My broker calls, he says if I match the $30K, they'll sell to me and not consider the other bidder. I had to decide now. My broker was a nice man, he always left the decision up to me and never pressured me either way. He would go with whatever I would decide. I just wish I knew what my answer would be. I had kept my Taroh Cards on hand asking them what I should do. The cards were indifferent, I could decide either way. They along with my broker were waiting for my answer. I could feel this pressure well up in my chest, my back stiffening, my breath quivering, numbers and calculations racing through my mind. I know this feeling. It's the feeling of being on a precipice, knowing in my heart I should jump to the other side, yet fearing my fate if I should fail.

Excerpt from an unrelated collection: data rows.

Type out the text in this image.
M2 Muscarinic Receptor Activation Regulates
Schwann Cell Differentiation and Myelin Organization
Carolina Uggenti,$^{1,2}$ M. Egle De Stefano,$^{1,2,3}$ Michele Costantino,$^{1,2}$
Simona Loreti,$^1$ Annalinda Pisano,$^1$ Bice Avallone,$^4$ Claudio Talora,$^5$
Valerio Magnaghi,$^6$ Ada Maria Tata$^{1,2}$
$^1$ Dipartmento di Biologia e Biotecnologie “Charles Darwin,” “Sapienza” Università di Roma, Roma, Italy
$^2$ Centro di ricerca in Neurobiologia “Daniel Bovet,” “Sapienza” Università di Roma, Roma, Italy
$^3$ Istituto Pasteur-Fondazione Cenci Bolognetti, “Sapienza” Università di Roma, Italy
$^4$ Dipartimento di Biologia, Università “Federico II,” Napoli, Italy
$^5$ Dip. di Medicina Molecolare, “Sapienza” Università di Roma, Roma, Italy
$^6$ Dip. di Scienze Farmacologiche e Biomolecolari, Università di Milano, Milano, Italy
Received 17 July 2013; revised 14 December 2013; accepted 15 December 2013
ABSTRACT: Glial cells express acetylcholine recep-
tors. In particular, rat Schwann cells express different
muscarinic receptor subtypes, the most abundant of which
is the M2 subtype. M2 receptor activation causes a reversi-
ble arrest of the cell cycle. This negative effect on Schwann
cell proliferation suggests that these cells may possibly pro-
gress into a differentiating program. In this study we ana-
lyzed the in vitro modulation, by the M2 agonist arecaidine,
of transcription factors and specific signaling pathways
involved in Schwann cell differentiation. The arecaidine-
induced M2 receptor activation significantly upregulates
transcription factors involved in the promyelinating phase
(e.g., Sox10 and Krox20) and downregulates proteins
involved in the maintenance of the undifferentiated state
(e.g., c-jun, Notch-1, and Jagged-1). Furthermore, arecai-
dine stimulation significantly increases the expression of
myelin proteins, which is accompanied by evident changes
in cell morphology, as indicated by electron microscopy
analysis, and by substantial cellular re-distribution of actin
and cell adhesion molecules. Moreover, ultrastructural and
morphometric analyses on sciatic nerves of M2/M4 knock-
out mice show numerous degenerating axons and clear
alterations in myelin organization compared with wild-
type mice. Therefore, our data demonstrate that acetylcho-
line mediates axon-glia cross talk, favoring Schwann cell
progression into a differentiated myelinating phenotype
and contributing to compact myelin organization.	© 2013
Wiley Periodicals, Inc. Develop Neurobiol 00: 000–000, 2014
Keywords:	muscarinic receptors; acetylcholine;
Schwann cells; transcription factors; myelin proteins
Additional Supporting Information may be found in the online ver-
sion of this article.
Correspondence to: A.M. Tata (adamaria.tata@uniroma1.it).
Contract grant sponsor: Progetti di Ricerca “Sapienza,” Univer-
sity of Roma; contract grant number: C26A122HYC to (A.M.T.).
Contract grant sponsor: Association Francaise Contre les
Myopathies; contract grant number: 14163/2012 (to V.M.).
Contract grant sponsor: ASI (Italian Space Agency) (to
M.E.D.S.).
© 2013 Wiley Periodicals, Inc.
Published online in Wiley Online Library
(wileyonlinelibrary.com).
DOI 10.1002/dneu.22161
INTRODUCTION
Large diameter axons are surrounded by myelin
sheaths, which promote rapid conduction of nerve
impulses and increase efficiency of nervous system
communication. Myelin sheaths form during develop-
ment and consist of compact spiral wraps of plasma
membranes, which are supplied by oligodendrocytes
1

"Yes." I heard myself say, "Yes. yes. go for it. I'll match them."

"OK" click.

I put the phone down, slumped onto my bed. My hands were cold and shaking. I exhaled and melted into the sheets. I couldn't believe it. I bought a house. FUCK! what did I just do! None of my friends had bought homes. Buying homes were for my uncles and aunts who bought homes combining the incomes of 4 jobs. Buying homes were for married couples looking to have a place for their kid on the way. I'm not supposed to be a homeowner, I'm a single unattched woman still in her 20s, but I am. Shit!

The days that followed were a crash course in home sales. I would later bring a check the downpayment to the title company and signed over 50 pages like signing my life away.

Now that I've been here for 2 years, it hasn't been so bad. I enjoy bringing people into my home for gatherings. I think about the world in color now that I can paint the interior of my walls rather than the standard white of rented abodes.

I still dream of having homes in different parts of the world. My fiance and I talk about where we want these multiple abodes. I still think about places to travel and linger for a while. I think someday about how I will move from here, perhaps keep the property and rent it out. My friends now read "Rich dad, poor dad" books, put bids to buy homes in Las Vegas and elsewhere looking for that residual income that will allow them to quit their jobs someday. My taxes are slightly more complicated, no more EZ form for me, but then again, you can't deduct most of your rental payments like you can your mortgage payments.

I find that my dreams of my future are the same, yet different. I am still that single woman dreaming of living and travelling around the world, but I did committ to having a home, and being at home no matter where I physically was. I found I could always create home, that the power of home wasn't in the walls that I could paint, but in my heart, like the honu that swims the oceans. Home is where I make it.